We expect that this model, if trained properly, should be the most performing one due to the sequential nature of the model. To train the model, we used the Nadam optimizer. This optimizer is a mix between two well known optimizers: Nesterov and Adam.


To evaluate our models’ performance, we are concerned with Weighted Average F1 and Recall for the `True’ class. We are particularly interested by the Recall of the True category since it tells us how much of the truthful news our system was able to detect within the dataset. If some system like this were to be deployed, we would want it to be able to detect ‘True’ news from ‘False’ ones with a high success rate.
We would not simply censor all news because it was incorrectly deemed as ‘False.’ A more detailed look at precision, recall and F1 scores are available in the results table. It is also the measure that highlights a lack of performance in handling an unbalanced dataset.

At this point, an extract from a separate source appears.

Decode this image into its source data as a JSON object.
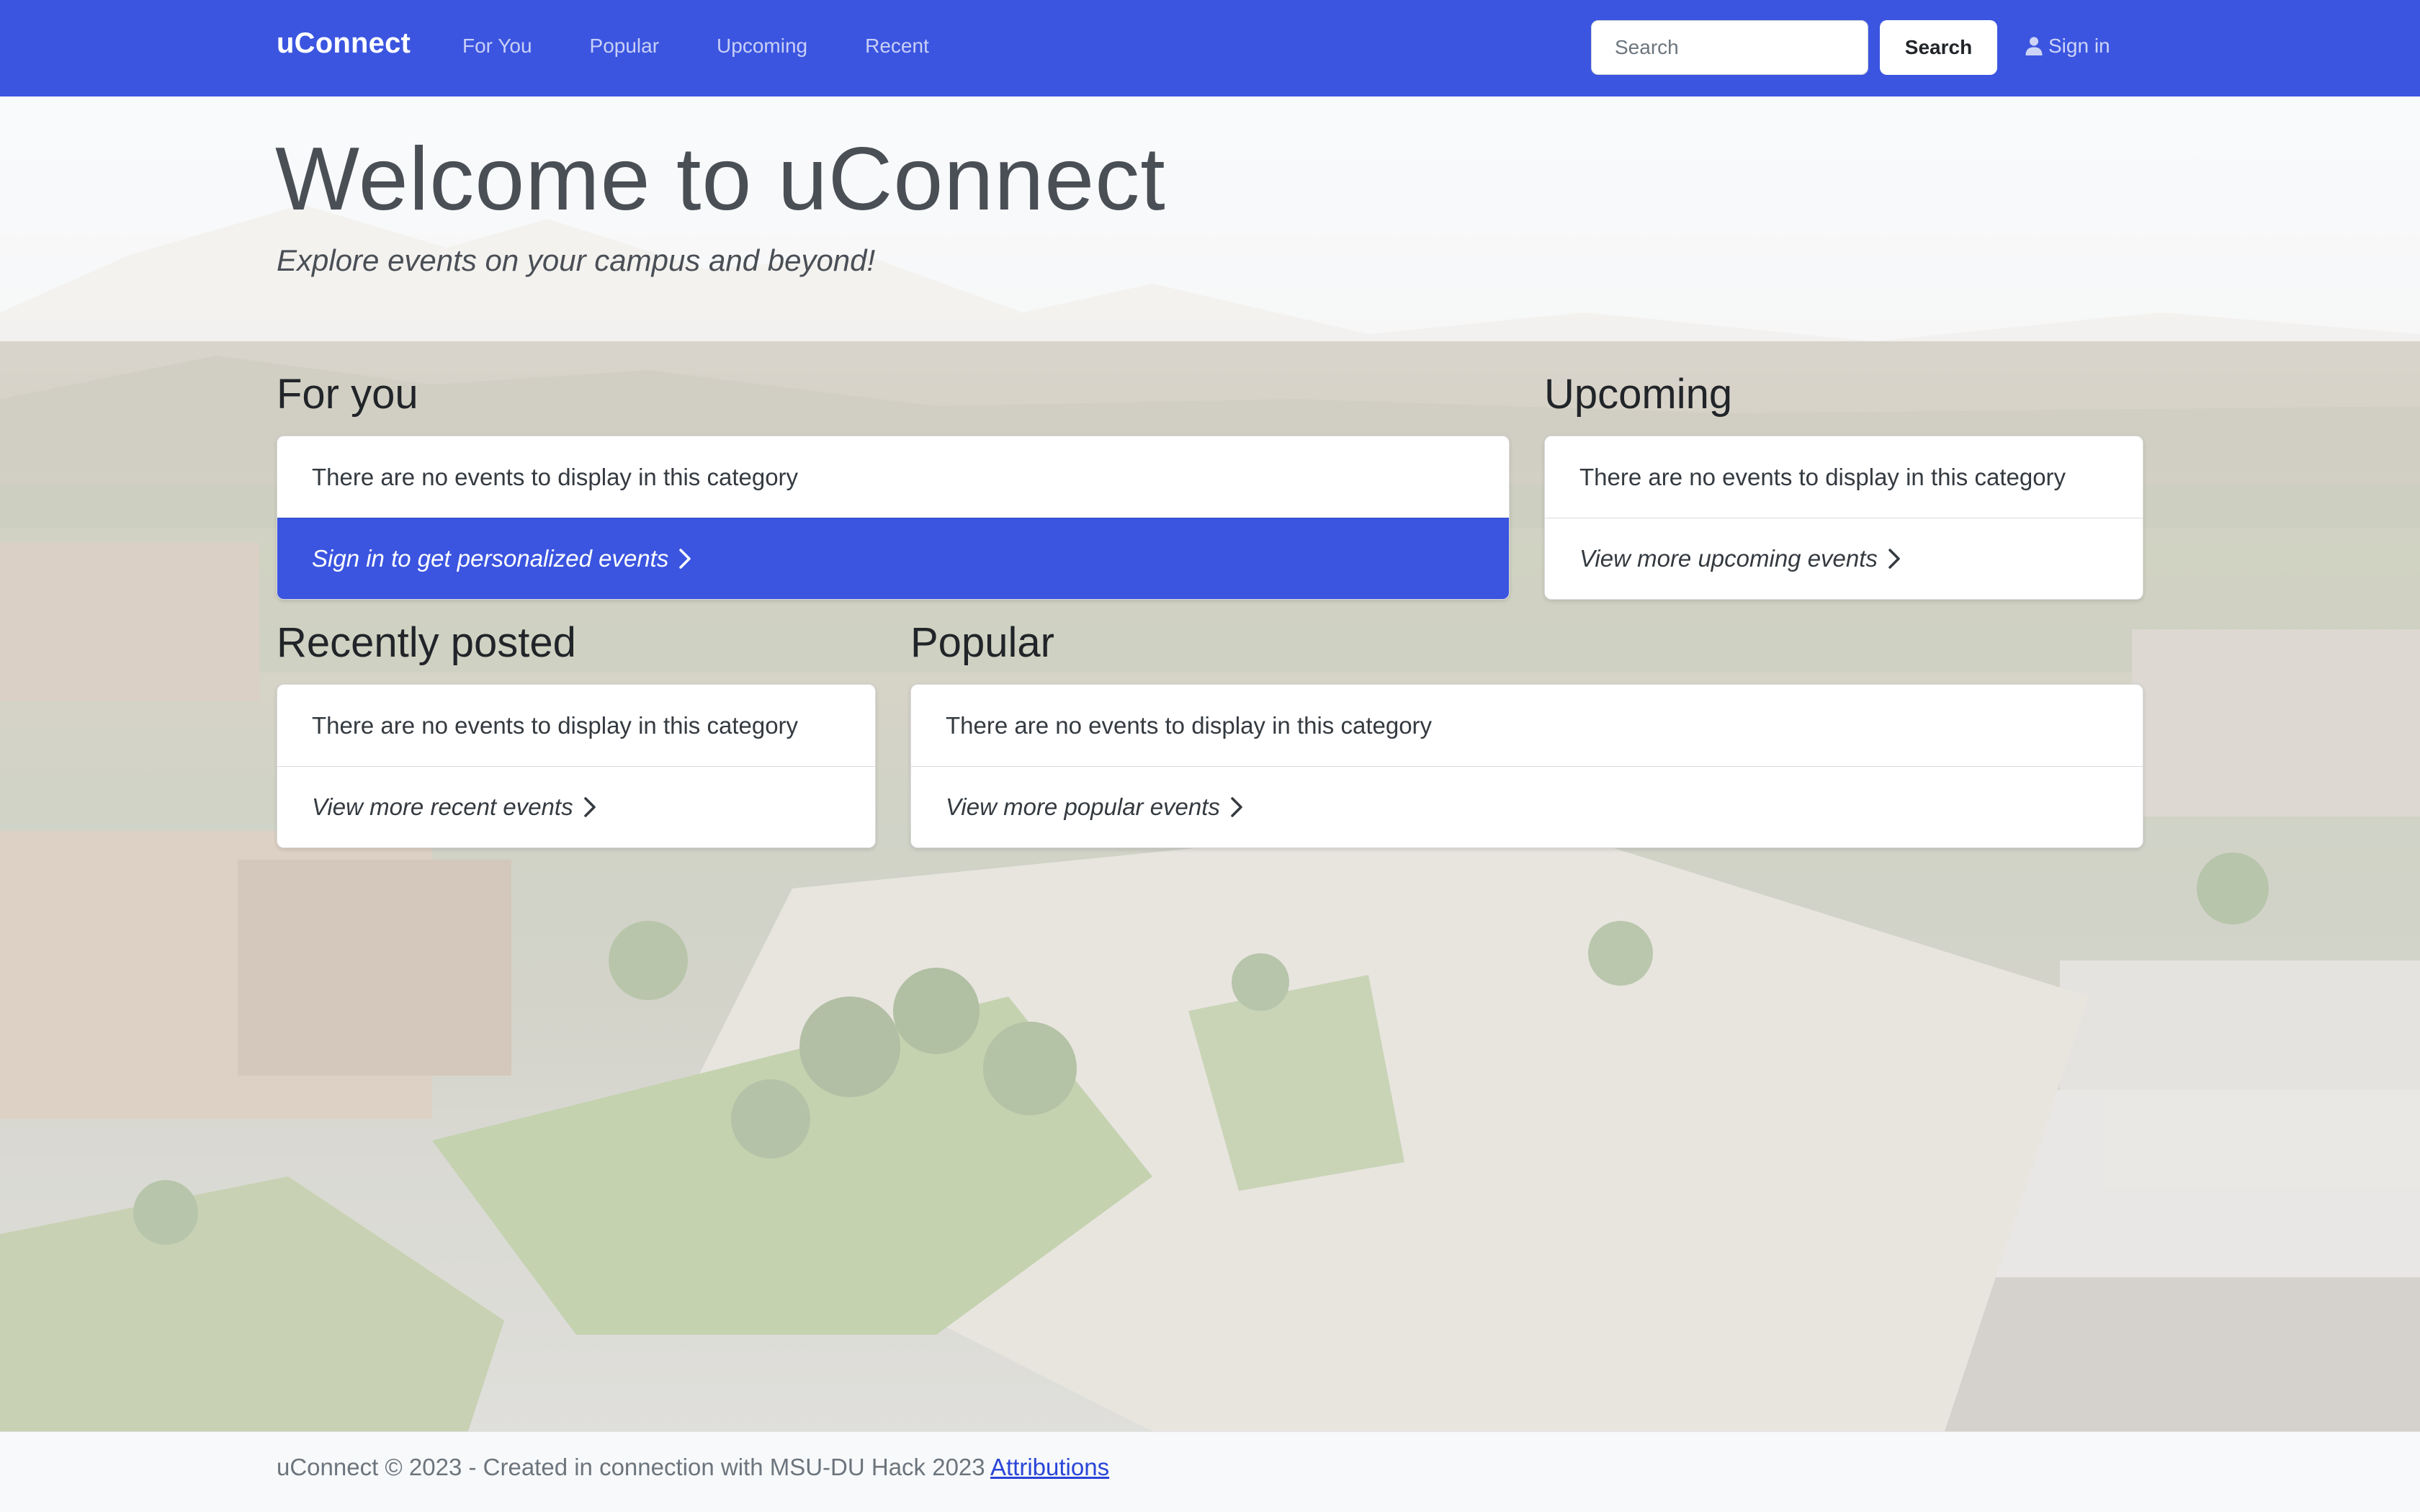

Next, we compare our different methods and discuss potential reasons behind their performance.

Model Weighted Average F1 score (%) Recall of True Class (%)
Most Frequent Classifier 31.0 0.0
Logistic Regression 58.0 1.0
Linear SVM 57.0 0.0
Naive Bayes 53.0 0.0
Random Forest 60.0 2.0
XGBoost 56.0 1.0
MLP 40.1 17.0
Bi-LSTM Custom 60.0 0.0
Bi-LSTM Rebalanced 57.0 5.0

Author’s Reflection

This project was graded by 2 TAs and our professor. They had very different interpretations of this project. I want to pause here and jot down some of my own reflections.


In my opinion, we spent too much time explaining how the various machine learning models work. The explanations should be reduced by 30%.

Lack of NLP domain expertise

The project should spend more time in the data preprocessing and exploration stage. For NLP, there are many old-school NLP algorithms that would extract word level, sentence leve, paragraph level, and corpus level features.

The data contained the news article, as well as the source. It is highly likely that the source itself is a more influential indicator of the reliability of the claim.

Attempted too many ML models

For someone with more computational linguistics backgorund, this project could sound like a bookkeeping record of different machine learning models we tried. Some models, such as Bi-LSTM Rebalanced, does not provide much more advantage over other methods we have tried. More isn’t always better.